It is given its French name because it has no other, except in Genoa, where it originated. The Genoese then gave the world Christopher Columbus by way of making amends, although there are two views on that.
I include Bouillabaisse reluctantly. When eaten where it is made commercially it is a lethal dish. I go further and say that nobody who saw it prepared (that is to say, nobody who was not nurtured on the Mediterranean) would touch it with the end of a pole.
Prepared in a private house by someone in whom you can place reliance, it is edible, but to say more would be fulsome flattery. I was in bed eleven days after the last one I ate in Marseille and the doctor who attended me told me he did practically nothing else but battle for the lives of stupid foreigners whose judgment had been clouded by the bouillabaisse legend.

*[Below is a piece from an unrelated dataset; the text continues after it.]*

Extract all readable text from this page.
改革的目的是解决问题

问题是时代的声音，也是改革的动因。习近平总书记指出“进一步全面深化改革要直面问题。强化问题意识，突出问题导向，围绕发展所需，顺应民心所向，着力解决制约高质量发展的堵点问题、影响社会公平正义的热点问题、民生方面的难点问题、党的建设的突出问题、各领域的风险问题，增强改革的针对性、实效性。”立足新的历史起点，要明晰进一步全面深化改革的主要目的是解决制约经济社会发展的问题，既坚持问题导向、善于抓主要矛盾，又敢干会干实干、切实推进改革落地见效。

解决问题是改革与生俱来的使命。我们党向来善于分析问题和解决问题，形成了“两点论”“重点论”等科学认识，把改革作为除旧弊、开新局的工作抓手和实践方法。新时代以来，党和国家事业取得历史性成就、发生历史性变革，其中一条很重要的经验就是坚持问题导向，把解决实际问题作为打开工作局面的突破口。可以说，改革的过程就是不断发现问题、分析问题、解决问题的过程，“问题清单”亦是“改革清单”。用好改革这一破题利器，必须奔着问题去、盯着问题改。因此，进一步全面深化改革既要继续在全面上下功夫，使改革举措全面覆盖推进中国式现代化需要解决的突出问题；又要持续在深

Horrors are the basis of Bouillabaisse. They are its raison d'être because they are more or less free. Even Provençal fishermen, who make German Jew pawnbrokers seem reckless spendthrifts, seldom have the gall to charge anything for this marine garbage... except, of course, to visitors.
In fact, if it amuses you, and you and your guests are of an adventurous turn of mind, sling in an old bycicle tyre, a worn out primus stove and a mail order catalogue. They won't make a great deal of difference and they are too large to get stuck in your throat. Let's get it over and forget it.